Most tellingly, however, Bergman and Kristensen are allergic to irony, and consequently, they’re willing to risk embarrassment in their searches for moral and spiritual enlightenment. They practice a kind of art that’s becoming increasingly unfashionable in the twenty-first century; midway through Havoc, Kristensen offers what may be a manifesto for this art:

He no longer wanted a steady job as a producer of opinions. Infinity—was that not what he was seeking? He wanted to be an infinite person, one who was initiated into the mysteries.

Laugh at this, or interpret it ironically, at your own peril. Kristensen never condescends to his characters; Jastrau’s quest to “go to the dogs” can be horrifying, but because Kristensen takes seriously his desire to experience infinity, readers do too. This is why it would be utterly wrong to consider Havoc a nihilistic work. The havoc in Havoc is always a means to an end; a way of escaping bourgeois life and replacing it with a more invigorating way of being, one that may touch on the divine.
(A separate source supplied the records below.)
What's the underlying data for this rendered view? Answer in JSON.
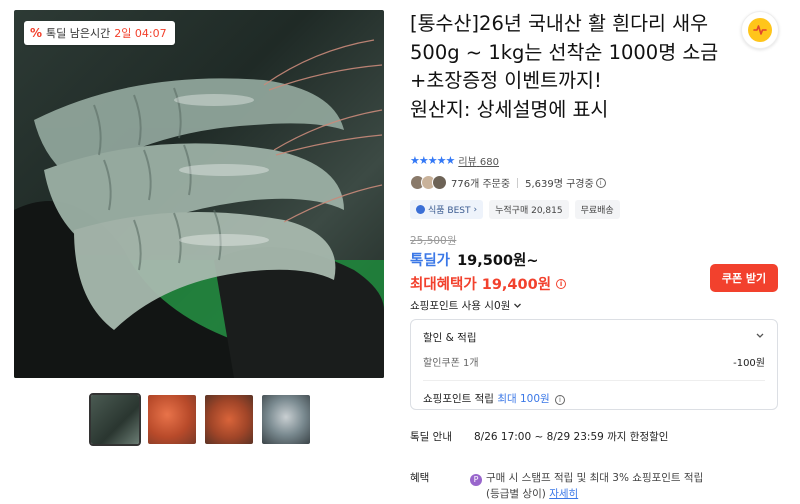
{
  "gallery": {
    "deal_badge": {
      "icon": "%",
      "label": "톡딜 남은시간",
      "time": "2일 04:07"
    },
    "thumbnails": [
      {
        "name": "shrimp-main"
      },
      {
        "name": "shrimp-cooked-1"
      },
      {
        "name": "shrimp-cooked-2"
      },
      {
        "name": "shrimp-on-ice"
      }
    ]
  },
  "product": {
    "title": "[통수산]26년 국내산 활 흰다리 새우 500g ~ 1kg는 선착순 1000명 소금+초장증정 이벤트까지!\n원산지: 상세설명에 표시",
    "hot_icon": "hot-deal-icon"
  },
  "rating": {
    "stars": "★★★★★",
    "review_label": "리뷰",
    "review_count": "680"
  },
  "orders": {
    "ordering": "776개 주문중",
    "subscribers": "5,639명 구경중"
  },
  "tags": {
    "best": "식품 BEST",
    "cumulative": "누적구매 20,815",
    "shipping": "무료배송"
  },
  "price": {
    "original": "25,500원",
    "deal_label": "톡딜가",
    "deal_value": "19,500원~",
    "max_benefit": "최대혜택가 19,400원",
    "coupon_button": "쿠폰 받기",
    "point_use": "쇼핑포인트 사용 시0원"
  },
  "discount": {
    "title": "할인 & 적립",
    "coupon_label": "할인쿠폰 1개",
    "coupon_value": "-100원",
    "point_label": "쇼핑포인트 적립",
    "point_value": "최대 100원"
  },
  "deal_info": {
    "label": "톡딜 안내",
    "text": "8/26 17:00 ~ 8/29 23:59 까지 한정할인"
  },
  "benefit": {
    "label": "혜택",
    "text": "구매 시 스탬프 적립 및 최대 3% 쇼핑포인트 적립",
    "sub": "(등급별 상이)",
    "more": "자세히"
  }
}
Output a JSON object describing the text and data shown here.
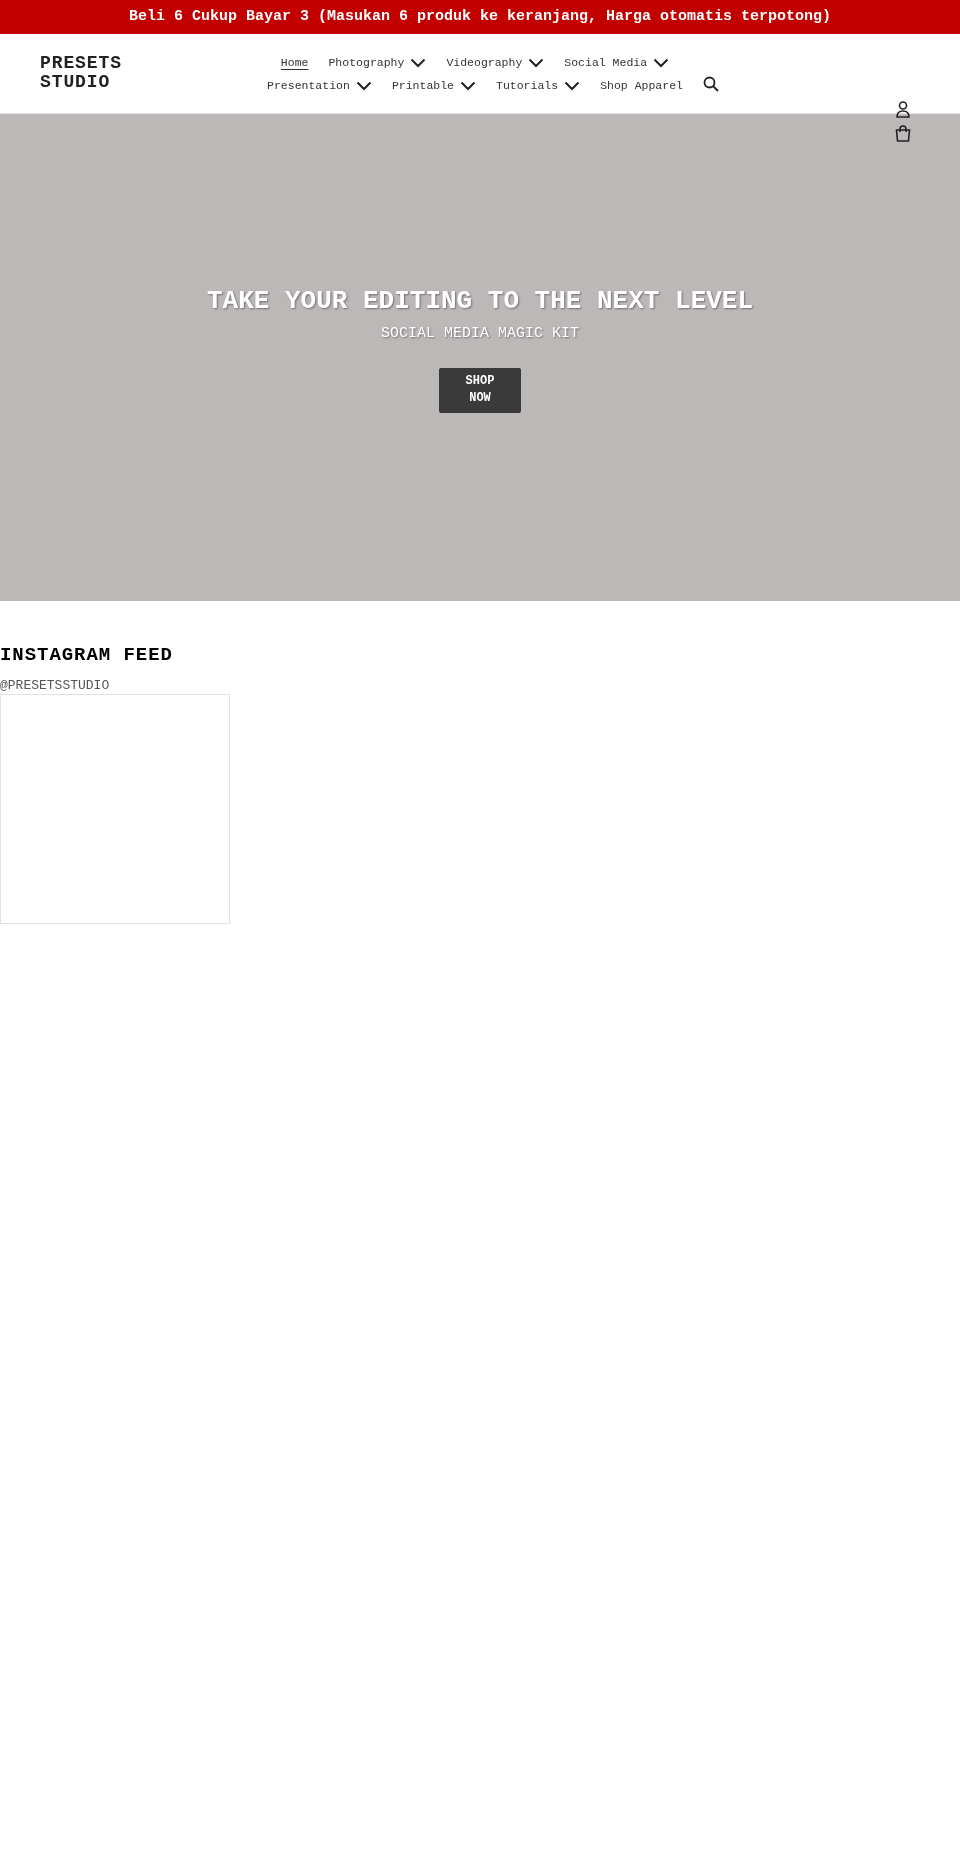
{
  "announcement": "Beli 6 Cukup Bayar 3 (Masukan 6 produk ke keranjang, Harga otomatis terpotong)",
  "logo": "PRESETS STUDIO",
  "nav": [
    {
      "label": "Home",
      "selected": true,
      "dropdown": false
    },
    {
      "label": "Photography",
      "selected": false,
      "dropdown": true
    },
    {
      "label": "Videography",
      "selected": false,
      "dropdown": true
    },
    {
      "label": "Social Media",
      "selected": false,
      "dropdown": true
    },
    {
      "label": "Presentation",
      "selected": false,
      "dropdown": true
    },
    {
      "label": "Printable",
      "selected": false,
      "dropdown": true
    },
    {
      "label": "Tutorials",
      "selected": false,
      "dropdown": true
    },
    {
      "label": "Shop Apparel",
      "selected": false,
      "dropdown": false
    }
  ],
  "hero": {
    "title": "TAKE YOUR EDITING TO THE NEXT LEVEL",
    "subtitle": "SOCIAL MEDIA MAGIC KIT",
    "button": "SHOP NOW"
  },
  "instagram": {
    "title": "INSTAGRAM FEED",
    "handle": "@PRESETSSTUDIO"
  }
}
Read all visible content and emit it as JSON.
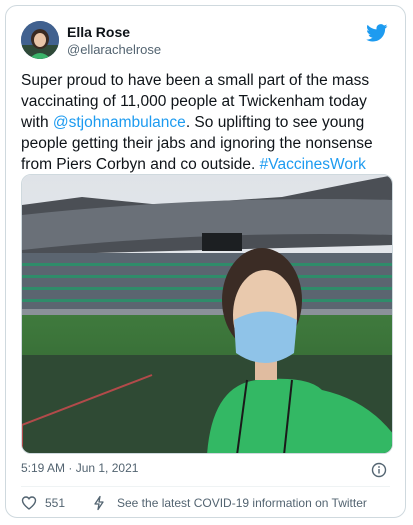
{
  "author": {
    "display_name": "Ella Rose",
    "handle": "@ellarachelrose"
  },
  "tweet": {
    "text_1": "Super proud to have been a small part of the mass vaccinating of 11,000 people at Twickenham today with ",
    "mention": "@stjohnambulance",
    "text_2": ". So uplifting to see young people getting their jabs and ignoring the nonsense from Piers Corbyn and co outside. ",
    "hashtag": "#VaccinesWork"
  },
  "meta": {
    "timestamp": "5:19 AM · Jun 1, 2021"
  },
  "actions": {
    "like_count": "551",
    "covid_link": "See the latest COVID-19 information on Twitter"
  },
  "icons": {
    "brand": "twitter-bird-icon",
    "info": "info-icon",
    "like": "heart-icon",
    "covid": "covid-info-icon"
  },
  "colors": {
    "link": "#1d9bf0",
    "secondary_text": "#536471",
    "border": "#cfd9de"
  }
}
It’s not easy to write a paean to infinity without a hint of a sneer, and there are times when Kristensen’s commitment to chasing the infinite provokes the same reaction. But to dismiss the mystical parts of Havoc as “dated” or unintentionally funny would be to miss the bigger point. Mysticism is never of its time and place. It’s always a little ridiculous. Sometimes it even requires ridicule to flourish, in the same way that a wandering knight requires a dragon to become a full-fledged hero. Whether or not you ultimately agree with their view of the world, there is something unmistakably courageous about figures like Bergman and Kristensen who court embarrassment with their art, dramatizing the search for transcendence before an audience that increasingly doubts transcendence exists.

Doubts, but still wants to believe—how else to explain the generations of people, from twentysomething anarchists to aged professors, whose lives have been altered by Havoc? As different as these readers have been, they’ve all been drawn to the possibility that enlightenment can be achieved by abandoning the “normal” life whose ingredients include marriage, money, job security, friends, education. This possibility might seem naïve, self-indulgent, or just absurd: Havoc has borne all these insults, and others, and survived unscathed. Kristensen not only accepted but welcomed his detractors’ mockery, and in an era when a lot of fiction aspires to avoid criticism at all costs, that might be his novel’s timeliest virtue.